Roison heard, from somewhere below, the sound of someone reading aloud from a magazine. The squeaky, angry voice was reciting the letters page. It was the leprechaun who’d tricked them into stealing the enchanted pot of U2’s shattered, broken gold records. He hadn’t gone, after all.
She felt a chill. “Let’s get out of here, quick!”
Outside, the Silver Lake night was doing its normal things: palm trees, passing Ubers, a man on a skateboard. The Harp & Hound’s sign buzzed its ordinary orange buzz. No lingering sulphur. No ambient supernatural resonance. Just Los Angeles being Los Angeles, which was its own kind of uncanny.
“Right,” said Moira, getting into the van. “Back again next week?”
“Next week,” nodded Roisin.
Cara put her seatbelt on, fumbling with the petite pot of gold. She looked out the window at the pub, which sat there looking completely normal, which it most decidedly was not. “Vertigo is actually a good song,” she said, very quietly, to the window.

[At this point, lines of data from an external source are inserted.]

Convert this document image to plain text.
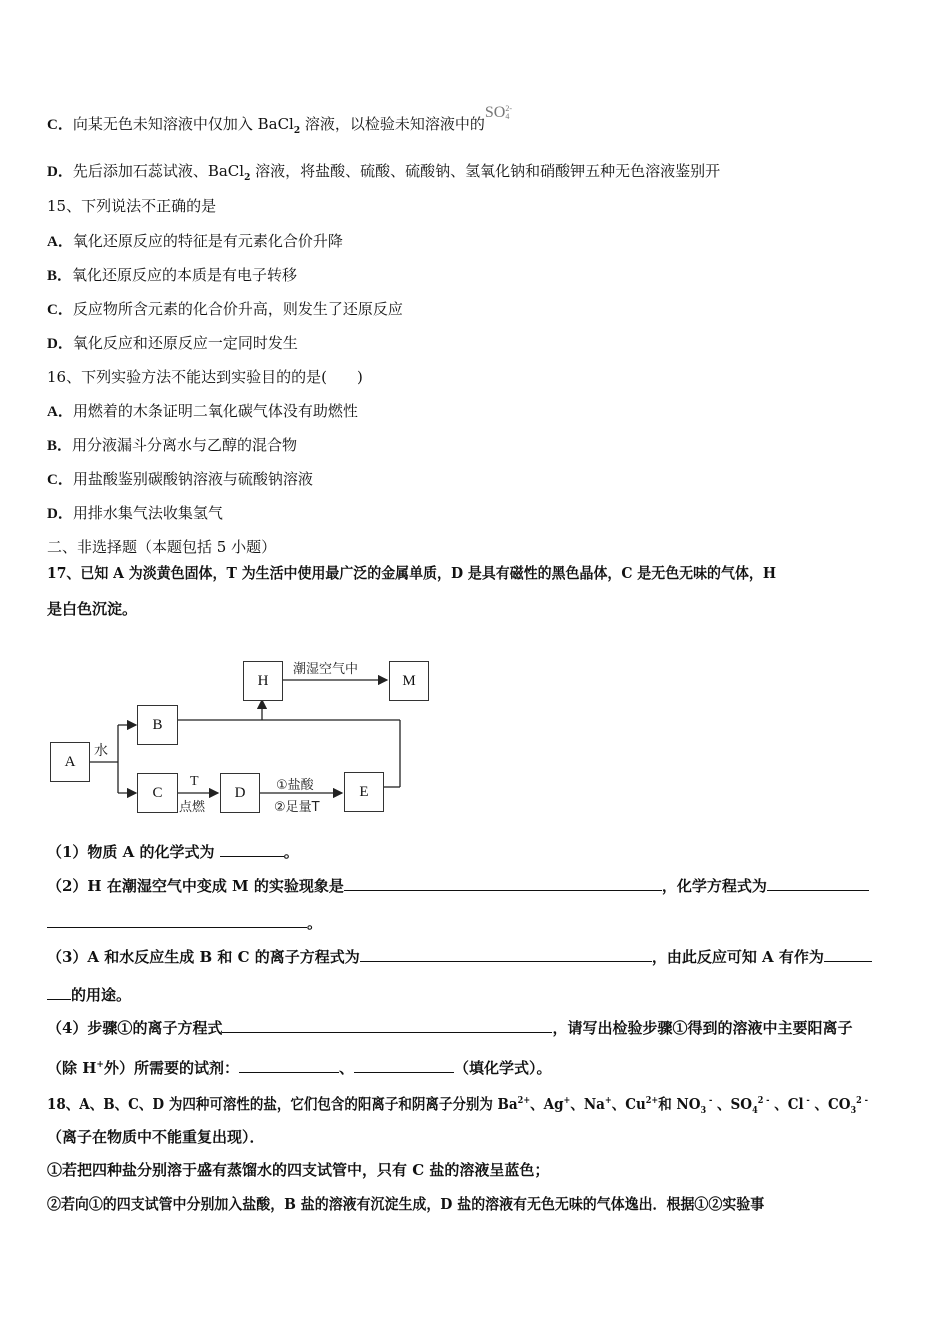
C．向某无色未知溶液中仅加入 BaCl$_2$ 溶液，以检验未知溶液中的SO 2-
4
D．先后添加石蕊试液、BaCl$_2$ 溶液，将盐酸、硫酸、硫酸钠、氢氧化钠和硝酸钾五种无色溶液鉴别开
15、下列说法不正确的是
A．氧化还原反应的特征是有元素化合价升降
B．氧化还原反应的本质是有电子转移
C．反应物所含元素的化合价升高，则发生了还原反应
D．氧化反应和还原反应一定同时发生
16、下列实验方法不能达到实验目的的是(　　)
A．用燃着的木条证明二氧化碳气体没有助燃性
B．用分液漏斗分离水与乙醇的混合物
C．用盐酸鉴别碳酸钠溶液与硫酸钠溶液
D．用排水集气法收集氢气
二、非选择题（本题包括 5 小题）
17、已知 A 为淡黄色固体，T 为生活中使用最广泛的金属单质，D 是具有磁性的黑色晶体，C 是无色无味的气体，H
是白色沉淀。
A
B
C	D	E
H	M
水
T
点燃
①盐酸
②足量T
潮湿空气中
（1）物质 A 的化学式为	。
（2）H 在潮湿空气中变成 M 的实验现象是	，化学方程式为
。
（3）A 和水反应生成 B 和 C 的离子方程式为	，由此反应可知 A 有作为
的用途。
（4）步骤①的离子方程式	，请写出检验步骤①得到的溶液中主要阳离子
（除 H+外）所需要的试剂：	、	（填化学式）。
18、A、B、C、D 为四种可溶性的盐，它们包含的阳离子和阴离子分别为 $Ba^{2+}$、Ag+、Na+、$Cu^{2+}$和 $NO_3$ - 、$SO_4^{2 -}$ 、Cl - 、$CO_3^{2 -}$
（离子在物质中不能重复出现）．
①若把四种盐分别溶于盛有蒸馏水的四支试管中，只有 C 盐的溶液呈蓝色；
②若向①的四支试管中分别加入盐酸，B 盐的溶液有沉淀生成，D 盐的溶液有无色无味的气体逸出．根据①②实验事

“Yeah, I guess so,” said Roisin, from the driver’s seat, rolling her eyes.
They drove home through the glittering, indifferent city, and none of them mentioned the fact that when Roisin had started the engine, the first thing that had come on the radio—instantly, loudly, with the cheerful precision of something that had been waiting—was the opening count of “Vertigo.”
Un, dos, tres, catorce!
Roisin turned it off.
The silence had texture. The silence felt like it was counting. Like it was smiling.





Lovely. Let me raise a properly poured Guinness in your direction all the way from NYC.
Man, this is a freaking GREAT story...so funny! I really love this...made my morning! Thanks RPS, and Happy St. Pat's!